Aku mengernyitkan dahi setengah tak percaya.
"Duh, Grey, kamu nggak pernah baca koran apa?" ujarnya sebal. Ia lalu menggeledah salah satu kardus berisi tumpukan koran, dan menyerahkan salah satu koran bekas padaku. Edisi November tahun lalu. Di salah satu kolomnya tertulis berita bertajuk, "Sesosok Mayat Perempuan Ditemukan di Bantaran Kali Gandulan. Diduga Korban Pemerkosaan."
Ratna Oktaviana, 16 tahun. Siswa SMA 1 Petanjungan. Menghilang pada pertengahan November. Ditemukan tak bernyawa seminggu kemudian. Ada tanda-tanda kekerasan seksual sebelum dibunuh. Pakaiannya terkoyak. Tubuhnya penuh dengan bekas luka cambuk dan luka sayatan.
"Sampai sekarang pelakunya belum ditemukan," kata Alin. "Anehnya, nggak ada pemberitaan yang besar tentang kasus itu.

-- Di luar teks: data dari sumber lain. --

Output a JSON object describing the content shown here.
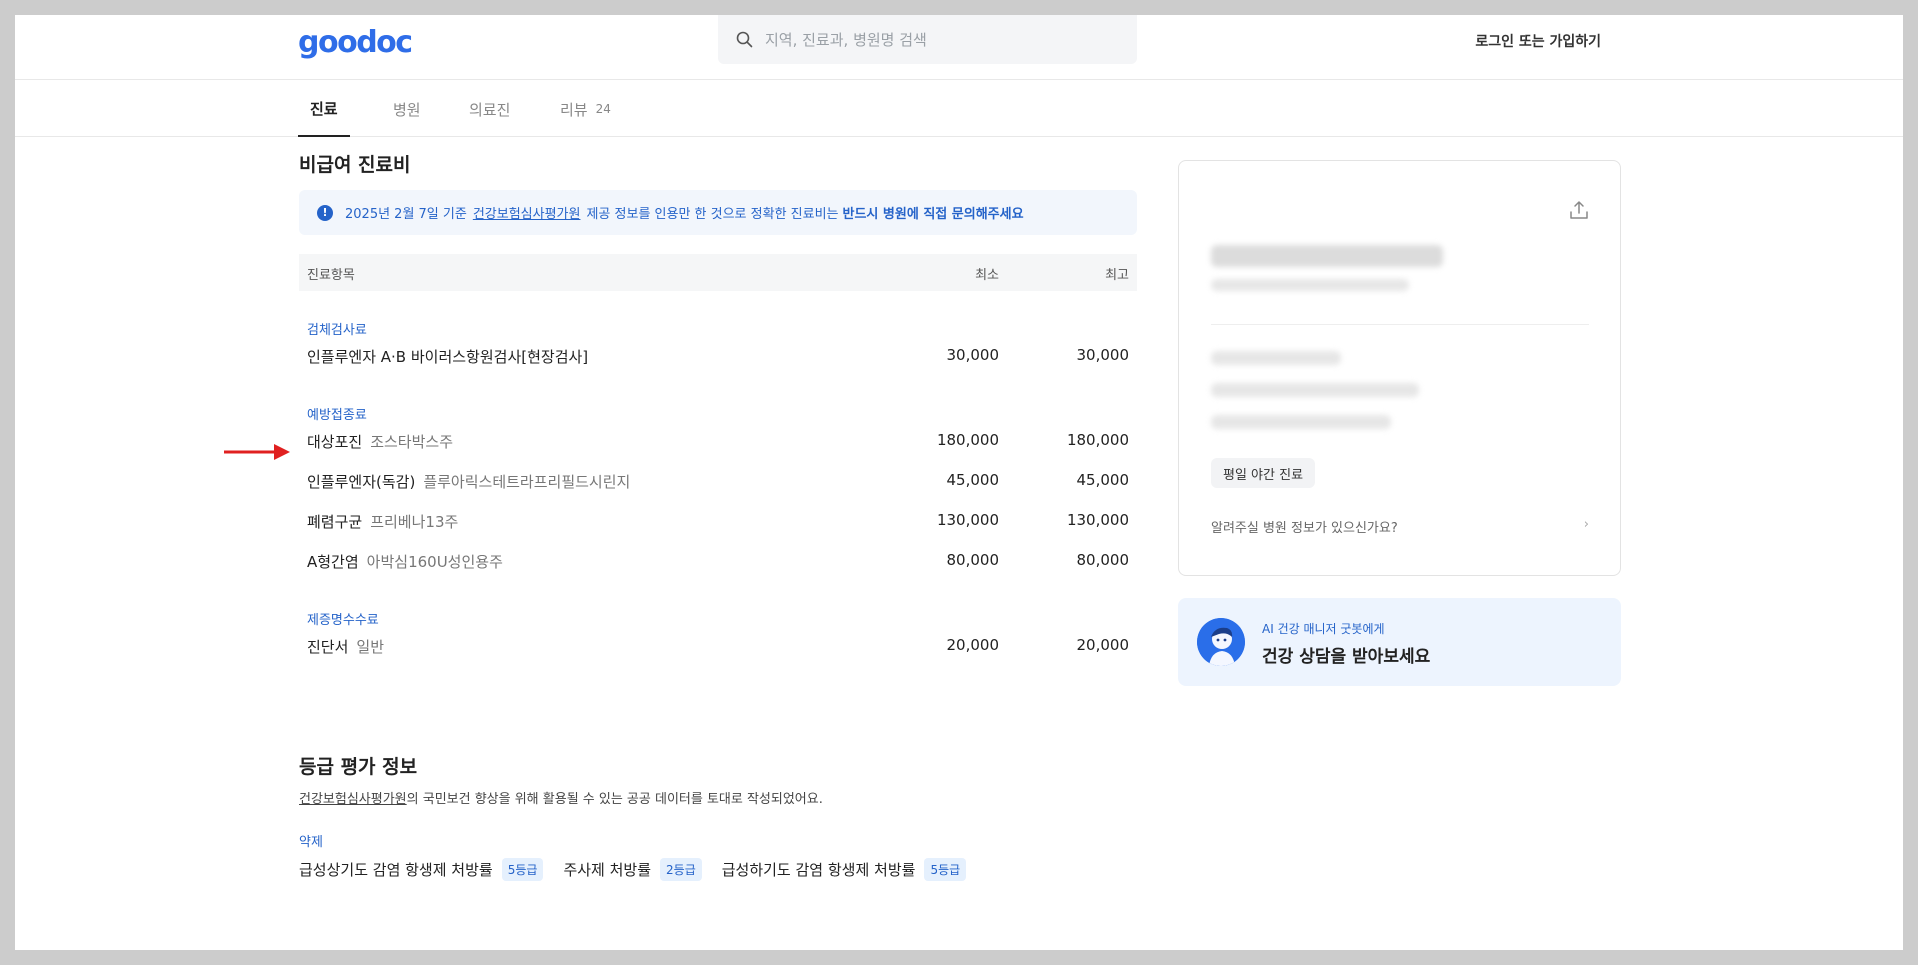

Jangankan masuk TV nasional, di koran aja beritanya cuma kebagian kolom kecil. Entah kebetulan atau bukan, lawan Kak Ivan dalam pemilos tahun ini adalah mantan pacar Kak Ratna."
Alin menunjukkan artikel yang sedang ia ketik di laptopnya. Judulnya: "Jadi Kandidat Nomor Satu, Rendy Yakin Bisa Menang." Di bawahnya ada foto seorang cowok bermuka polos dan kalem. Potongannya rapi, dan senyumannya membentuk lesung pipit. Sepertinya ia tipe cowok yang mudah populer.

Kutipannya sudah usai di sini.